The electricity system is composed of different power generation units, each with its own characteristics, the main ones of which are listed below :

• Carbon-intensive or low-carbon power generation units : power stations generating power through the combustion of fossil energies (coal, fuel oil and gas) emit greenhouse gases when they generate electricity, whereas renewable power generation units (mainly hydro, wind and photovoltaic) and nuclear do not emit any when in use [1].

• Dispatchable or variable power generation units : nuclear, fossil fuels and hydro power stations with storage capacity are dispatchable power generation units, as their activation and variations in power output can be controlled. On the opposite side of the spectrum, wind, photovoltaic and run-of-river hydro power stations are considered as variable power generation units, as their maximum instantaneous production relies on weather conditions (amount of wind, sunshine or water flow) [2]. However, if equipped with control systems, these power generation units can adjust in order to lower the level of electricity that is injected into the network.

France stands out as having a very large share of nuclear-powered energy in its electricity mix, accounting for 67% of its total electricity production in 2024. Due to predominant reliance on low-carbon sources of energy generation (nuclear, hydro and, more recently, the fast-developing wind and solar energies) and the progressive closure of the largest carbon-emitting power plants (coal and fuel oil), France’s electricity mix, with a carbon intensity of 21gCO2eq/KWh in 2024, is one of the lowest emitters in Europe.

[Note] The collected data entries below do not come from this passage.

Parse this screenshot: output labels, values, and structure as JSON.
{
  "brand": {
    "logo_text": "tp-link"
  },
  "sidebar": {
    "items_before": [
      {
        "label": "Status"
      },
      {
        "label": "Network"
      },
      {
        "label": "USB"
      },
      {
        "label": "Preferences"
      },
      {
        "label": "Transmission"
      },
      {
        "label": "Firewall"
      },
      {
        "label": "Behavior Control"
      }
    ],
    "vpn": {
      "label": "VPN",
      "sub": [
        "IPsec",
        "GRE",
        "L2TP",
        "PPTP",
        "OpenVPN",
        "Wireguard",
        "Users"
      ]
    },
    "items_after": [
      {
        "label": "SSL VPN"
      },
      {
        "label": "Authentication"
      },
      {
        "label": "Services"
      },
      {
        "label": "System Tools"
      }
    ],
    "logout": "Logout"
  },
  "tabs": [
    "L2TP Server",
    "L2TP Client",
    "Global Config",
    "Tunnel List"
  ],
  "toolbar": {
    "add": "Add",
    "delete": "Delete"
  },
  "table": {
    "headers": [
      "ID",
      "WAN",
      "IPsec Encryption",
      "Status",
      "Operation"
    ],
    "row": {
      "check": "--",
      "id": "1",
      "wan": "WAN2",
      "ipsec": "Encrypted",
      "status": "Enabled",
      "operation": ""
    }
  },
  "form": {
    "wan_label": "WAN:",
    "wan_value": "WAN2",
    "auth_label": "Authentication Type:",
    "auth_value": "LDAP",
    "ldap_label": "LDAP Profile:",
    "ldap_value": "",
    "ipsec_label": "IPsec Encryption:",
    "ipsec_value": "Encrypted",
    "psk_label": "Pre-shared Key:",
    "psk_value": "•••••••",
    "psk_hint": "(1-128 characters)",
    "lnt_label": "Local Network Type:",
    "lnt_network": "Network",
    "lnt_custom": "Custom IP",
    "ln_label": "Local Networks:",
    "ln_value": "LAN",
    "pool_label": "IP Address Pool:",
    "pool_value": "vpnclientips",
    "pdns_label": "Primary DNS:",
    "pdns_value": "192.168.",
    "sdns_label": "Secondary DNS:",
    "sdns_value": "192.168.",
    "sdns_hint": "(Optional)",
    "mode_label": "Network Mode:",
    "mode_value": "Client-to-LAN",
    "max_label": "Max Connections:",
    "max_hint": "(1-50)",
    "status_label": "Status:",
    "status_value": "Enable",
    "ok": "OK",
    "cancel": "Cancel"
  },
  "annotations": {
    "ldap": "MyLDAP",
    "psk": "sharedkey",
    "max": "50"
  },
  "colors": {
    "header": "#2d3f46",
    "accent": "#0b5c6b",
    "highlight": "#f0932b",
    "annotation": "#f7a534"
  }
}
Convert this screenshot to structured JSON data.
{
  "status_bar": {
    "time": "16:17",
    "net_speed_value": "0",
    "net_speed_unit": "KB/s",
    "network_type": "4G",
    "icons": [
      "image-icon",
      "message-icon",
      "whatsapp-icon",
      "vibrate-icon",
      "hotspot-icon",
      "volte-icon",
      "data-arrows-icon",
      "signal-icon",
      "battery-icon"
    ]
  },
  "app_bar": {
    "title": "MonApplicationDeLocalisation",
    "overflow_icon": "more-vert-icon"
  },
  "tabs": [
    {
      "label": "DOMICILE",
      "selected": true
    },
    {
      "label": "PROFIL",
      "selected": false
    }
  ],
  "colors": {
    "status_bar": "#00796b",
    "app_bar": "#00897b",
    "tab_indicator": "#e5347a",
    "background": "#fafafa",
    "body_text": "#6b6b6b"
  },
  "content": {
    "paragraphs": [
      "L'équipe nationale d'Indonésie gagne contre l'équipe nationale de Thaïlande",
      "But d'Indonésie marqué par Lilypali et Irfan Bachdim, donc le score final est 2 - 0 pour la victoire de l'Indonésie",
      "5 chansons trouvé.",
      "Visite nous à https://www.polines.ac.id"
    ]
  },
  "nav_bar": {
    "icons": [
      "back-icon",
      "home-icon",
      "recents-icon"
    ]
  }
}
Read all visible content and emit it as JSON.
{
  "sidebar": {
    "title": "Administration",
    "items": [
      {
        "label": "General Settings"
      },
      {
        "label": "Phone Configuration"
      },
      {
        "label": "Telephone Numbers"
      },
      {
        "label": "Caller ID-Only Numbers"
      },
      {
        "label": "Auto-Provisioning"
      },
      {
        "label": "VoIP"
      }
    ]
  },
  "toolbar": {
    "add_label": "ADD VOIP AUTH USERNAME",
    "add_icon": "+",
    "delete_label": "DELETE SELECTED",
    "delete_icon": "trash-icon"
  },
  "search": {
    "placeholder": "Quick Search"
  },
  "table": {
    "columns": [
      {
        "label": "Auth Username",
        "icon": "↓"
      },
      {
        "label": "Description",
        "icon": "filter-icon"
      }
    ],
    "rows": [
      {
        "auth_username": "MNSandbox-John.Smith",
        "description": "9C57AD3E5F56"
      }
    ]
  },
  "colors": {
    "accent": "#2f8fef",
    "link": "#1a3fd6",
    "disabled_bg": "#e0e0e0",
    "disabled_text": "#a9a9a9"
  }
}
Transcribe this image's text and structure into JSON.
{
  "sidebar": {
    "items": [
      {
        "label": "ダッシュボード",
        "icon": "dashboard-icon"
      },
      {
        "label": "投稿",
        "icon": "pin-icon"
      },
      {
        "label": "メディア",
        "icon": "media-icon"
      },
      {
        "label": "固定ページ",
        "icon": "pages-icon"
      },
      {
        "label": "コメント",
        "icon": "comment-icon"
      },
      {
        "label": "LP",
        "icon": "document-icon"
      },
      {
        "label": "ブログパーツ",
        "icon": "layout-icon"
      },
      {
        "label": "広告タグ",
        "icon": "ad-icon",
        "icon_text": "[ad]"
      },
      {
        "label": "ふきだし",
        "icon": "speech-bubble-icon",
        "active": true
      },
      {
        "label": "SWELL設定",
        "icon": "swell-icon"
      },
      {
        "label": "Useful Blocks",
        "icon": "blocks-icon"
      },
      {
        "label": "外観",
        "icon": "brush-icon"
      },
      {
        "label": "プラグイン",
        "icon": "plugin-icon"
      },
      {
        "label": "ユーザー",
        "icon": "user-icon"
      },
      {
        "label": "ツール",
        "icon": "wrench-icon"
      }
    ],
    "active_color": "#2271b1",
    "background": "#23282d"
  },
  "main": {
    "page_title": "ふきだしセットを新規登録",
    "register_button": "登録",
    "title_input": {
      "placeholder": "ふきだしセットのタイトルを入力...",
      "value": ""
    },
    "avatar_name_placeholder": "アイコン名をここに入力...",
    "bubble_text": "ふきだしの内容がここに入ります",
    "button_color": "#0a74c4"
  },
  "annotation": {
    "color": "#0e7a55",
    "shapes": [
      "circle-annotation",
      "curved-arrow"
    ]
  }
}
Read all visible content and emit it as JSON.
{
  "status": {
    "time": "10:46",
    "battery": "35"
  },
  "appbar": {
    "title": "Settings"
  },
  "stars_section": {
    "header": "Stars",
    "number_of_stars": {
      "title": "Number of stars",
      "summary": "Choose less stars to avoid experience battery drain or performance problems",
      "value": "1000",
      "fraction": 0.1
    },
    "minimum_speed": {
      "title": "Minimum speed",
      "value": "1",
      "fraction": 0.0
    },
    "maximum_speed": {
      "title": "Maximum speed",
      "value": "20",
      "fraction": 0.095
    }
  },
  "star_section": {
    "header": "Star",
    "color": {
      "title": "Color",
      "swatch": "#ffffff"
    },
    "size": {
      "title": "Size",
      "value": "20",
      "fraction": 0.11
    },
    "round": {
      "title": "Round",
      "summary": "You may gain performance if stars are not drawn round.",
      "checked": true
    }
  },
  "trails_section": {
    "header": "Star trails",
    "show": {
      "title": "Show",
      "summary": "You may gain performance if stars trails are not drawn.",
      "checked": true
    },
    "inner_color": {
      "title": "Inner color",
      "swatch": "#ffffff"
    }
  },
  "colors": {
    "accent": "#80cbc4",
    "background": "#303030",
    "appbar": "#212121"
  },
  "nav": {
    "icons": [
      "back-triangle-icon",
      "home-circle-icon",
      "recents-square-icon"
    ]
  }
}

Electricity generation per country in the EU in 2024

Once generated, the electricity is then injected into the electricity network which is structured very much like a road network :

• The transmission network, made up of high and extra-high voltage lines, can be likened to motorways and national roads. They are used to transmit the electricity generated by high-power stations over long distances, to the large consumers and the distribution network. In France, the electricity transmission system operator (TSO) is RTE.

• The distribution network is composed of medium and low-voltage lines, which can be likened respectively to departmental and communal roads. The former distribute electricity on a scale of regions and counties, whereas the latter supply electricity to households, public buildings and businesses. In France, Enedis (covering 95% of the country), and around a hundred local distribution operators are the electricity distribution system operators (DSOs).

• Transmission and distribution substations act as “junctions” by adapting the level of voltage when it travels from one type of line to another.

• A high demand in electricity can cause congestions/power outages if the network is not sufficiently dimensioned, just as heavy traffic can cause traffic jams on roads.

The volume of electricity consumed varies constantly due to multiple factors such as temperature, hours of sunshine and the level of economic activity. In the European Union, the consumption of electricity within the same day differs from one country to another due to different time zones, different weather conditions and even diverse cultural activities [3]. Not only is the need for electricity variable depending on the time of day, it is also difficult to store it in large amounts and over a long period of time. Generation and consumption must therefore be continuously adjusted in order to maintain a balance in the electricity system. This balance is ensured in real time by RTE.

In the past, the high share of dispatchable power generation units has enabled the electricity supply to adjust to fluctuations in demand and thus to maintain the balance of the electricity system. Although they play an important role in decarbonising the European economy, the development of variable renewable energies has made the task of reaching this balance increasingly challenging to achieve. The electricity system must now also integrate these ever-growing fluctuations in production which are uncorrelated to variations in consumption.

From now on, flexibility solutions, such as energy demand-side management (dynamic/horo-seasonal electricity price contracts, demand response...), dispatchable low-carbon power generation units, storage (pumped, battery, hydrogen...) [4] and interconnections, are playing an increasingly significant role by allowing to adapt to the variability of the different modes of power generation and consumption.

The interconnections ensure that electricity can be exchanged between different countries. They therefore both have a physical dimension (optimising the balance of the electricity system and improving the security of supply by fostering mutual support between States) and an economic one (mobilise in priority the most competitive power generation units available in Europe).